@cowgirlsareforever
I find it hard to understand how bullies are often described as having been bullied or having a difficult life. The boys who bullied my ds were not bullied themselves and are the 'golden' boys of the school.
I can completely understand and relate to your question. As I mentioned earlier, I was bullied for 10 years at school. I was hospitalised, outed, beaten up continuously and by the end of it my esteem was on the floor. It's no surprise that I had a lot of anger towards those who had bullied me, which is the general consensus of society.
In a study we published last year called 'The Annual Bullying Survey 2016', we did something that had never been done before. We asked kids to tell us what they considered to be bullying. Then we asked them, if they had ever bullied anybody based on their definition. We then asked everybody a series of life-related questions - there were a ton; we wanted to understand what their relationships looked like and if they had issues at home or if they had experienced anything stressful or traumatic.
With this data, we created control groups to see how people answered the life-related questions differently based on their experience of bullying others.

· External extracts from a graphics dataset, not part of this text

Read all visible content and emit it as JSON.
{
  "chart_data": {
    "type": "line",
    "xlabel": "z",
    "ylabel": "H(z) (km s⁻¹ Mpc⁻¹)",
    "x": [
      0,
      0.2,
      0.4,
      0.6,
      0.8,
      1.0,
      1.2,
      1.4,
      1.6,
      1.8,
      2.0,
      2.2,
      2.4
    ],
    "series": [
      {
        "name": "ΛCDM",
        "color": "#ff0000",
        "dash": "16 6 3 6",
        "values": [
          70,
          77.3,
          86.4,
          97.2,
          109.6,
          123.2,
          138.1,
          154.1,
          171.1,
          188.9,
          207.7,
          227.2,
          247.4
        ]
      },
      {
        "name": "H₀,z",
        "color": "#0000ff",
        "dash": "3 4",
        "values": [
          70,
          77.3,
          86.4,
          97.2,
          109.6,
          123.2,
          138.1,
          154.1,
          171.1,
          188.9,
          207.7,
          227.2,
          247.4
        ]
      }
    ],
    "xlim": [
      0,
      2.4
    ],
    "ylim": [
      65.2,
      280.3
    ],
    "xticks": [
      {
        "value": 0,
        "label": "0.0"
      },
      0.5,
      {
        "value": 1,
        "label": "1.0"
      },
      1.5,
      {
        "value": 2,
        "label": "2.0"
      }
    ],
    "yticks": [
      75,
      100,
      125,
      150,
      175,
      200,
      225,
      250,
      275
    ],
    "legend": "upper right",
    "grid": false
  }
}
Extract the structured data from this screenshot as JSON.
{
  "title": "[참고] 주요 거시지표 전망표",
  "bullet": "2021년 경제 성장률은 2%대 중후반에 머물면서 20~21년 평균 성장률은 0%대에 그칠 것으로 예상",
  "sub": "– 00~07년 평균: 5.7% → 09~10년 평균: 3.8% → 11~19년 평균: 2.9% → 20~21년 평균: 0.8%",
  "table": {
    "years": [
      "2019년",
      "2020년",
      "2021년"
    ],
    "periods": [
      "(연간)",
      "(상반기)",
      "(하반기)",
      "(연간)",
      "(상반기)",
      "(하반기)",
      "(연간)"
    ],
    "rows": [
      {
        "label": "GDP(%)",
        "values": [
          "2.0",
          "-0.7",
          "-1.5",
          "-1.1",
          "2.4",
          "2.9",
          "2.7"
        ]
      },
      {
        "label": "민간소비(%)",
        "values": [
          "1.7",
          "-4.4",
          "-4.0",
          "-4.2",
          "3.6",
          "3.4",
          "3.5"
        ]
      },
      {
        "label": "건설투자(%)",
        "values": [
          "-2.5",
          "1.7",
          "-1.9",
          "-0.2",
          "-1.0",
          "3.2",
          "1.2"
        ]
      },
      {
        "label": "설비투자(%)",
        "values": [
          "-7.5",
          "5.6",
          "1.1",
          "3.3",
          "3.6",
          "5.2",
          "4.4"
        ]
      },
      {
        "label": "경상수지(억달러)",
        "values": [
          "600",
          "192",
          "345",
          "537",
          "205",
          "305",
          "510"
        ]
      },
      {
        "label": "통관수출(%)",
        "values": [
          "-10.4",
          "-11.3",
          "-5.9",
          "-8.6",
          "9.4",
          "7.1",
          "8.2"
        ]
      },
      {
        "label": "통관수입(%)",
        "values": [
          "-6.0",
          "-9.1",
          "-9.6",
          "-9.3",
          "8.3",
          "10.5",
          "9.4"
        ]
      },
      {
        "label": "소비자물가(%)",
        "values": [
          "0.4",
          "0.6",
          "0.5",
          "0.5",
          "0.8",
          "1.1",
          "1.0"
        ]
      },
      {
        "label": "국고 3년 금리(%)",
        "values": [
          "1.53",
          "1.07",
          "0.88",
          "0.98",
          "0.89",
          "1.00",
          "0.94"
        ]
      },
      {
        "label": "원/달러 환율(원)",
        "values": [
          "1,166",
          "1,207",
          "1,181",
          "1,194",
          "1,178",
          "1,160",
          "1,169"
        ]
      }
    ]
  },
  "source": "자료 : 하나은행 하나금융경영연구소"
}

What we found was astounding and changed our entire perceptions of bullying.
The kids who were bullying were the most likely to come from hostile homes, the most likely to have lost a pet or loved on, the most likely to have parents going through a divorce. The list is endless.
We also found that the guys were more likely than girls to bully and to become physically violent. Think about it for a moment.
The second a little boy cries or shows emotion, he's often told to man up or stop being a girl. He learns early on that crying isn't allowed. So by the time he's 12 and he's going home to witness arguments between mum and dad, or has just lost his nan - he finds it difficult to cope with the emotions. His mechanic is to become abusive or violent because that's what he's been taught. This is why most crimes, bullying, sexual violence are instigated by men - because that's the role they're placed into.
With all of this information and knowledge, we're working hard to challenge things such as toxic masculinity. We actively help kids navigate through stressful and traumatic situations and we don't use the word 'bully' or 'victim', because bullying is a behaviour and not an identity.
If you're interested in finding out more, there are 2 really great reports I'd recommend for you here:
www.ditchthelabel.org/annual-bullying-survey-2016/
www.ditchthelabel.org/research-papers/masculinity-misogyny-digital-age/
So on the outside, the boys may seem to be okay, but they are less emotionally expressive than girls. It's difficult to know what's going on behind closed doors.